Por Ramón Morales Castel
Aquella noche acudí al llamado de mis amigos. Brillaban con húmeda timidez los faroles desperdigados por el bosque. Los rayos de luz calentaban el seno del vaho frío de la noche. Pequeños grupos retozando en elefantina tertulia, aquí y allá, entre los árboles: malabaristas de púrpura ensayando sus actos, brincones juglares cortando el aire con frutas en circulares movimientos de traslación. Vibrantes guitarras y cuerdas vocales sembrando la penumbra con zíngaros ecos, simples y voluptuosos. Los poetas tejían su telaraña en dionisíaca embriaguez. Los actores fingían poses, dibujando y desdibujando repetidamente muecas. Los filosofastros hablaban y los políticos tramaban. Los tránsfugas abrían los ojos grandemente, como queriendo tragarse toda la luz de la escena, siendo no mucha, en todo caso.

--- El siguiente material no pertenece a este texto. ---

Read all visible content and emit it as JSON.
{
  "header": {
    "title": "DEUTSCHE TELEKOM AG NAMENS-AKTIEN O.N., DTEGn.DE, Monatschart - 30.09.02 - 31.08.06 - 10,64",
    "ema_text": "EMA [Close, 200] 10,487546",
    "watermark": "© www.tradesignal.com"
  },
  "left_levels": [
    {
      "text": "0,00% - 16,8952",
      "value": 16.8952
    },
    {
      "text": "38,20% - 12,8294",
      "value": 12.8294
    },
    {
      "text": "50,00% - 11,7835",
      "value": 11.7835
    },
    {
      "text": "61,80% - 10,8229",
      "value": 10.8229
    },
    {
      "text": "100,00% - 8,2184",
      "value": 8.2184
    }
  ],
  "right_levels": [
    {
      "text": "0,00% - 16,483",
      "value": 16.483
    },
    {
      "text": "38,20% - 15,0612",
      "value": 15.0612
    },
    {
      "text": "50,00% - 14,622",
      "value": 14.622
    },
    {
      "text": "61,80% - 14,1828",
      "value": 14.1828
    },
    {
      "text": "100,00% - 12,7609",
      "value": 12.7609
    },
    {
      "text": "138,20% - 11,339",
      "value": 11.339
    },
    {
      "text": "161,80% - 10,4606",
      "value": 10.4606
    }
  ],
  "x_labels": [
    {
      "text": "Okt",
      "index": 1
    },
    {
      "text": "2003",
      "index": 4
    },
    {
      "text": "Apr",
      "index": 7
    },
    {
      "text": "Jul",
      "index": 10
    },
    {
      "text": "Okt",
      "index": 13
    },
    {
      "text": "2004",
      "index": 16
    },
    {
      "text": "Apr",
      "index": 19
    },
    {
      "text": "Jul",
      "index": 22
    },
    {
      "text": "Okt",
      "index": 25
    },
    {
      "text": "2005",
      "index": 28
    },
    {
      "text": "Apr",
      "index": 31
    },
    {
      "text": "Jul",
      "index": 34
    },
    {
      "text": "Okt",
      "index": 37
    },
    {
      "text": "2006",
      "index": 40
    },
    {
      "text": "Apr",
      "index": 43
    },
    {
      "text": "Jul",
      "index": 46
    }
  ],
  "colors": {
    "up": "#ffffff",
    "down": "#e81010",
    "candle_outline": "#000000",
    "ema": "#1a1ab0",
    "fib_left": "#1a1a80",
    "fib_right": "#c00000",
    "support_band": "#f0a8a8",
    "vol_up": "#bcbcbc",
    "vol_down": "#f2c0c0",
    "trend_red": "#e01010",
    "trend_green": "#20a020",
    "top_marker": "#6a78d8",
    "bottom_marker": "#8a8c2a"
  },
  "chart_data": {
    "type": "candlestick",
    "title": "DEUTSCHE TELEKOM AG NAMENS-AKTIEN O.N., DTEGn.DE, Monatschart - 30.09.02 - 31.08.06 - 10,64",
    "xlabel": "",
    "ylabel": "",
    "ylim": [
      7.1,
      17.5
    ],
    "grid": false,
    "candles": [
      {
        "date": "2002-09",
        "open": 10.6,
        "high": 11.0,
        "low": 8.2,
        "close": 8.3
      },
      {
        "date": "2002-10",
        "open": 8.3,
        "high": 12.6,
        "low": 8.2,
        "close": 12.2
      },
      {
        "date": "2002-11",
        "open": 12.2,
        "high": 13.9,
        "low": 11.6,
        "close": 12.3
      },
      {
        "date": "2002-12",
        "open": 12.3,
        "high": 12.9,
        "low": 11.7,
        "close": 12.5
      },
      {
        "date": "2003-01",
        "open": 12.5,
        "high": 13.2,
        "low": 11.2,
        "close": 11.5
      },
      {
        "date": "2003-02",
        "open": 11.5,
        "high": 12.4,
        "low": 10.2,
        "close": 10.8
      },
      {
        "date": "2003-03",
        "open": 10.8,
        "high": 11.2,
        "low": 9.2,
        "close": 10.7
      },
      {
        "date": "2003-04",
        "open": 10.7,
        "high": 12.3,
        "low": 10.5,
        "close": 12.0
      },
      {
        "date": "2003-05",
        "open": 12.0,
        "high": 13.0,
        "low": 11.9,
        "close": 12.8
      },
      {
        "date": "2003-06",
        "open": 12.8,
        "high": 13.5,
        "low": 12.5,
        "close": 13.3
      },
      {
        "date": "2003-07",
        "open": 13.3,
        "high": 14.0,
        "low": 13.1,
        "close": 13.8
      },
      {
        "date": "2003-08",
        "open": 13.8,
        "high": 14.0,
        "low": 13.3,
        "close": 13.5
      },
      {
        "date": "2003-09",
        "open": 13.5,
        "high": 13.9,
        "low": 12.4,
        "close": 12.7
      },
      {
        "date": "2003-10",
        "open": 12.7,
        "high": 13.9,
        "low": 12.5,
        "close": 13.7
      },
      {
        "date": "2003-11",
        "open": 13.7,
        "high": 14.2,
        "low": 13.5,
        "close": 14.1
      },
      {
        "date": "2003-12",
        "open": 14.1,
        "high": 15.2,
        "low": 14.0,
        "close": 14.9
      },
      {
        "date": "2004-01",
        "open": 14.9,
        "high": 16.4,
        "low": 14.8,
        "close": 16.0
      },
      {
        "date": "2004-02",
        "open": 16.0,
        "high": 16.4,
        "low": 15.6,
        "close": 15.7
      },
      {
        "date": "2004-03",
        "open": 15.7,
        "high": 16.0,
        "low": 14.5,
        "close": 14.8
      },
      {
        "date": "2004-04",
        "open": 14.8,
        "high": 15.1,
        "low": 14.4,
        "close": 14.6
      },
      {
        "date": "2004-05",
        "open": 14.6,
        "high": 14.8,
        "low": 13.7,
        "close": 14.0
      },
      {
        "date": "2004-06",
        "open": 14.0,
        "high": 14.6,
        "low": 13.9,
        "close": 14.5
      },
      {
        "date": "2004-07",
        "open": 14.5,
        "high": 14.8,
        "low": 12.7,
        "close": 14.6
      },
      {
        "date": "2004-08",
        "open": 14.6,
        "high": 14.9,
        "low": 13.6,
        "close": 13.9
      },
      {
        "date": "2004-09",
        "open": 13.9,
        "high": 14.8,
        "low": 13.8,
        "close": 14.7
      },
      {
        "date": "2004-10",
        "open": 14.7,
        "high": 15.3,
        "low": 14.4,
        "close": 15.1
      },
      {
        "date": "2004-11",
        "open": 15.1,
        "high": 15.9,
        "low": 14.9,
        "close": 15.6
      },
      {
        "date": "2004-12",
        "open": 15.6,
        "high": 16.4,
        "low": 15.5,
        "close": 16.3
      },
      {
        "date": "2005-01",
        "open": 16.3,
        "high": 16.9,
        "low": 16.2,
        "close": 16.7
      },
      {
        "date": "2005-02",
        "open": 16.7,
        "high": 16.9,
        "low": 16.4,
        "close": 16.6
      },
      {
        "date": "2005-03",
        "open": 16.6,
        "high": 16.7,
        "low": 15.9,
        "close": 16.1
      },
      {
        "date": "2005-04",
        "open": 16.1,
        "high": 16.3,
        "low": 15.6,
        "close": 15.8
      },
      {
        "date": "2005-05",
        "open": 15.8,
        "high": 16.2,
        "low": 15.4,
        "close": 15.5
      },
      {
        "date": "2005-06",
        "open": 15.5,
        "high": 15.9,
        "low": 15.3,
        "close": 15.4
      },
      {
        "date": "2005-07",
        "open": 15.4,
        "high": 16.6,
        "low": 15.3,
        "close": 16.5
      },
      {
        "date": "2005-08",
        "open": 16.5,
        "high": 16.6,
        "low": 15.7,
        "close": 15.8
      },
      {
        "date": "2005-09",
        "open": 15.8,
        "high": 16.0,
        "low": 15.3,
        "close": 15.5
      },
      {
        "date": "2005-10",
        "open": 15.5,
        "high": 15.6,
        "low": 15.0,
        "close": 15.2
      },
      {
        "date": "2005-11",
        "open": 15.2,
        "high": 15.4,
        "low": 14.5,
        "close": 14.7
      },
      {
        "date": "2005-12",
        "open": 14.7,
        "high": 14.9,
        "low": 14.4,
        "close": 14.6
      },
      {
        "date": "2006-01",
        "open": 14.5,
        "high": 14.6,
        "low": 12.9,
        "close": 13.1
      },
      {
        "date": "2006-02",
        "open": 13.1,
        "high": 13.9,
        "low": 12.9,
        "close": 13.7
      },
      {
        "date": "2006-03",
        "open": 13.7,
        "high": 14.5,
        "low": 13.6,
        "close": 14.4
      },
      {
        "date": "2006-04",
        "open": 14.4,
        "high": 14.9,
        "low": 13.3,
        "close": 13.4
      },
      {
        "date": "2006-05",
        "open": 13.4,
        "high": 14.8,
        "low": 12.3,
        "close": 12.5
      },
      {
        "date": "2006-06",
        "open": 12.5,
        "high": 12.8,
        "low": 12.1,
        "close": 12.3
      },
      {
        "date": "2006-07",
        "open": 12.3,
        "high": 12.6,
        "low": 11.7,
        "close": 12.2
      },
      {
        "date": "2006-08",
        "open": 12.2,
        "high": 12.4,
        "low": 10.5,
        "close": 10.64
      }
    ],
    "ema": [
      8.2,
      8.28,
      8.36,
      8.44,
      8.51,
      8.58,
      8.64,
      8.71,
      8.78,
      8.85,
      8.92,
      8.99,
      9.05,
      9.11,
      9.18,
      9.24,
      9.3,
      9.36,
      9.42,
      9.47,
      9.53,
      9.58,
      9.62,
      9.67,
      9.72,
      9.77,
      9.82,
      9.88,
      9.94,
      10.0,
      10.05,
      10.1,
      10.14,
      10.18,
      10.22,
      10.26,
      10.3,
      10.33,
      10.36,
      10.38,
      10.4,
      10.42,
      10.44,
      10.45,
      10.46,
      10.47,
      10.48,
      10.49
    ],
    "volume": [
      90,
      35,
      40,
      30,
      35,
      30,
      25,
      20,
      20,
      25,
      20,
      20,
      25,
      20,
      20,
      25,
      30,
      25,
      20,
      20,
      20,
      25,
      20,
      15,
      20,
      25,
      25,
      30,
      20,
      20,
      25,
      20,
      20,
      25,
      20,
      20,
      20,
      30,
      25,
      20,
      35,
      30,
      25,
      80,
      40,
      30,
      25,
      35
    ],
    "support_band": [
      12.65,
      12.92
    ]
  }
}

Aquella noche saludé a mis amigos, ocupando mi lugar en el suelo, en aquella verdadera mesa redonda sin patas y sin sillas. Risueños los semblantes en beneplácito: abiertas las almas y los corazones. Remota la lucidez.
Aquella noche fui sólo yo. Sin mi violín y sin mis cartas. Sin comida, sin bebida y sin dinero. Taciturno. Meditabundo. Presente y sin embargo ido. Más lejano e inútil que nunca. Más cercano que sus propios espíritus, fantasmas y alter egos. Un secreto vestido y enmascarado. Superlativo en silencio. Ahíto de amor. Un amor que quizás nunca aprehenderán. Una luz que quizás nunca señalará caminos. Una oscuridad que tal vez, y sólo tal vez, jamás atravesarán.
Aquella noche no complací, ni nutrí, ni entretuve, ni produje admiración o envidia. Aquella noche ni siquiera había un yo en mi lugar: Unus Mundus se asomaba insólito, mudo, indistinto. Núcleo silencioso en medio de bullicio y pulular multicolor. Aquella noche reía inaudiblemente la inmortalidad en mí.